Clearly the pressure is continuing, and at least some Chinese officials have figured out the reason why. A week ago, no less a personage than Vice Premier Wang Qishan — China’s top economic trouble-shooter for decades — said China must crack down on “illegal financing” in order to prevent a systemic or regional crisis. And yesterday, Xinhua reported that the PBOC has informed banks that it will begin applying reserve requirements to at least some of the money that has been channeled into off-balance sheet lending. According to the Wall Street Journal:
The move sparked a sharp reaction in China’s markets. The benchmark stock index fell 1.4% on Monday, bucking rises elsewhere in the region, and the one-week lending rate rose to 4.39% from 4.06% last Friday.

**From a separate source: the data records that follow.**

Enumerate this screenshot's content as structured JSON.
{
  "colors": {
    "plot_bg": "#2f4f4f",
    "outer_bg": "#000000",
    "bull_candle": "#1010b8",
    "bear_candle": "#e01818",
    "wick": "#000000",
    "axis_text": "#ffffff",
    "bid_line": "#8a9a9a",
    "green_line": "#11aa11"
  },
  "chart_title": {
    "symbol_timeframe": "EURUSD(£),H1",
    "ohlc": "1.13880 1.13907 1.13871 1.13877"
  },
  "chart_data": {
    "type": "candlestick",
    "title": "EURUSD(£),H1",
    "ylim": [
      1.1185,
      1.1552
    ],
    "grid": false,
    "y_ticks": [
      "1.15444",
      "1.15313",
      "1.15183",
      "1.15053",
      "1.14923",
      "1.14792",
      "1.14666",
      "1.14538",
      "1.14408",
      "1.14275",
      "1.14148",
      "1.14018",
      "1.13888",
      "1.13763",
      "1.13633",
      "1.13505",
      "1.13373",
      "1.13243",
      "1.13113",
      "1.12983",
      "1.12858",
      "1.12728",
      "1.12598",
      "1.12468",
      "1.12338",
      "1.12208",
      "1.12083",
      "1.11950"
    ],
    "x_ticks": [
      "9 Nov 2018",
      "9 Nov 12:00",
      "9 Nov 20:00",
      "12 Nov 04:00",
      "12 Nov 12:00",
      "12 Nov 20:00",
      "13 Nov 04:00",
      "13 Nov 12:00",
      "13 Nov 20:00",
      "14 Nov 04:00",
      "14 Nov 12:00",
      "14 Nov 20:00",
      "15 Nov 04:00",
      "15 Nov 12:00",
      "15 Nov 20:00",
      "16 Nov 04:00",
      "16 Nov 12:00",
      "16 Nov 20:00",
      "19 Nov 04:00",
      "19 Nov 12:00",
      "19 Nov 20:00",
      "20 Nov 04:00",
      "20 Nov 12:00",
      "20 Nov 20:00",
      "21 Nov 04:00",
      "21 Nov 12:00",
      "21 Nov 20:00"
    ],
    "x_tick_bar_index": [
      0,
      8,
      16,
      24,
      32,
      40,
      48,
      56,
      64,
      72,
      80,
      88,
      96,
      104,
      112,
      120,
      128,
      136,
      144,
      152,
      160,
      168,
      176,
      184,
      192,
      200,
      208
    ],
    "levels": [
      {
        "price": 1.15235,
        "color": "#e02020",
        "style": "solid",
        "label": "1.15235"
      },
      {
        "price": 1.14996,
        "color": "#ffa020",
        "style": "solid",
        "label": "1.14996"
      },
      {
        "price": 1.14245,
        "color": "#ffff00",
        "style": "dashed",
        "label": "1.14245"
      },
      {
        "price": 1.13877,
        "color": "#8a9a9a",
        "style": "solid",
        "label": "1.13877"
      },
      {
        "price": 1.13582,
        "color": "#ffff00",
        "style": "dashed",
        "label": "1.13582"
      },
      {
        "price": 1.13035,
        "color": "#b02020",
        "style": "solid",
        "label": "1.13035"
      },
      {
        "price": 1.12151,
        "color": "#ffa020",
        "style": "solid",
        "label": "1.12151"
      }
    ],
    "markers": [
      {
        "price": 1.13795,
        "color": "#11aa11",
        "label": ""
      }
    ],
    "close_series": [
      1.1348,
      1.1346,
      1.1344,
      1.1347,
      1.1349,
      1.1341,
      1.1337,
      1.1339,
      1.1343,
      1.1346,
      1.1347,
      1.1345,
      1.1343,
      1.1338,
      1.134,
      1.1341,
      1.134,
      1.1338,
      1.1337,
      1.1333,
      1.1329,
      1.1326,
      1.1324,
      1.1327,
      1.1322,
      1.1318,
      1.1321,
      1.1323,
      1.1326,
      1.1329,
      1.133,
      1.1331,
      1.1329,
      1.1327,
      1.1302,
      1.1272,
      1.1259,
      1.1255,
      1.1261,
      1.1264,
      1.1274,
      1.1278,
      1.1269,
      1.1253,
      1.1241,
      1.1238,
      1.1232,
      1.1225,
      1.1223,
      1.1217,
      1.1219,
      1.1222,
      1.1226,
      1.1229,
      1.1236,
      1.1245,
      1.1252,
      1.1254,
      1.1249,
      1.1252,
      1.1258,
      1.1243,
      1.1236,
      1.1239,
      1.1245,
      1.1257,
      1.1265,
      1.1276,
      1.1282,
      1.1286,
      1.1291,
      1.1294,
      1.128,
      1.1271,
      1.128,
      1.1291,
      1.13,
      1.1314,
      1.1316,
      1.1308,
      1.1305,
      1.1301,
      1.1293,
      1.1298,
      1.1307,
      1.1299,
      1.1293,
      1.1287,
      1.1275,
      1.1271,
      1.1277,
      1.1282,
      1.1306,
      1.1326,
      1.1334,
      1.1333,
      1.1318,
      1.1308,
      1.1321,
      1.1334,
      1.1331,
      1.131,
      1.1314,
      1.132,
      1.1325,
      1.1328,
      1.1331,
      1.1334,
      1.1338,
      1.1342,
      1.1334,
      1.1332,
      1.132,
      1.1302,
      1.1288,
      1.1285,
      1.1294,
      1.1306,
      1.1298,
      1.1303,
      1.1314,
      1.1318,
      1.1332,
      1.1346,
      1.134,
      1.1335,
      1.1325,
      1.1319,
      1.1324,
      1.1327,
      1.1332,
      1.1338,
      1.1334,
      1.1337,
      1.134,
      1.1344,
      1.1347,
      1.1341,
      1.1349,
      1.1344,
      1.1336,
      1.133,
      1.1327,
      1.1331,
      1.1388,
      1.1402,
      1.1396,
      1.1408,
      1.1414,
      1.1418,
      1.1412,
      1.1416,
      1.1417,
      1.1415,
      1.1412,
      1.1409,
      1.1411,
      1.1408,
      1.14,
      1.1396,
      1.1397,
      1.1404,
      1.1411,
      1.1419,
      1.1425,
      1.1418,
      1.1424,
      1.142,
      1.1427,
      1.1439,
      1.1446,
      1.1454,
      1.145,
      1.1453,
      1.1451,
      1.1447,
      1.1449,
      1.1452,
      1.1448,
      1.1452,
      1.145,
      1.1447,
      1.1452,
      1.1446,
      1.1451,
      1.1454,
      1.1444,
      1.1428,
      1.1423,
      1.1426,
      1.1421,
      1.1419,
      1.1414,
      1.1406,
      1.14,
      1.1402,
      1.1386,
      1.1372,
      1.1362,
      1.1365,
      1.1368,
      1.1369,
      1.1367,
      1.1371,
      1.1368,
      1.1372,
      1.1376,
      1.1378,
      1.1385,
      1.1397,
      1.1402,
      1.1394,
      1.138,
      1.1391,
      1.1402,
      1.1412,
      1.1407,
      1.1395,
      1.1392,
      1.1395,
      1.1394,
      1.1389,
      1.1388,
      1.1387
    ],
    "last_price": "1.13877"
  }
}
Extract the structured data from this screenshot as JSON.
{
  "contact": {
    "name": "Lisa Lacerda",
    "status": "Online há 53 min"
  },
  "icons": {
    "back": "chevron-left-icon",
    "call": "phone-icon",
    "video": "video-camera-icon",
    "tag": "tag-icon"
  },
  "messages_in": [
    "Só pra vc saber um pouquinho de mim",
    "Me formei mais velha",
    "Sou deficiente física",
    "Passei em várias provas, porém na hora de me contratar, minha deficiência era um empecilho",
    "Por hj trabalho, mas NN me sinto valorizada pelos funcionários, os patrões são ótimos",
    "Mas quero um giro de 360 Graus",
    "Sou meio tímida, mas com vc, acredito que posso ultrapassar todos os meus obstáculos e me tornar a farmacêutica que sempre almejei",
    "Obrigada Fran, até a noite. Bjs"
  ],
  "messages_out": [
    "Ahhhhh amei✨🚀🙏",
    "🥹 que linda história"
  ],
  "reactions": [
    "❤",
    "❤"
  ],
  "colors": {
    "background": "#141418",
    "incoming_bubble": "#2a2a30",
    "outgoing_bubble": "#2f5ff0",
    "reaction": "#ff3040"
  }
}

Bullish investors may not fully appreciate the underlying dilemma — that China can’t keep fueling growth by making bad investments funded by printing (or rather importing) money — but they understand, at least at gut level, the vital role that generous liquidity has played in sustaining the “China story.”
Maybe the Chinese government, faced with persistent inflation, will finally start running a genuine tightening policy. If so, expect more rapid appreciation of the RMB (to give the PBOC room to actually tighten) and a far more serious slowdown than anything we’ve seen (an end to the investment boom that has been driving well over half of GDP growth). Somehow, though, I suspect the pain will be just too great, and instead China will continue shadow-boxing with an inflation that it dare not take sufficient steps to curb. Expect its officials to turn a blind eye, initially, to alternative credit channels, then scurry around desperately trying to close the barn door after the horse has gone.
The real problem: China wants a correction without having a correction. Good luck with that.
I can’t predict what China’s CPI will actually be from month to month, since temporary price shocks (positive and negative) play a role, and especially since the government controls the numbers anyway, and has a lot riding on them. But I see nothing that tells me the story – of rising prices fueled by money creation covering for a lack of meaningful growth — has changed. And summer is almost over.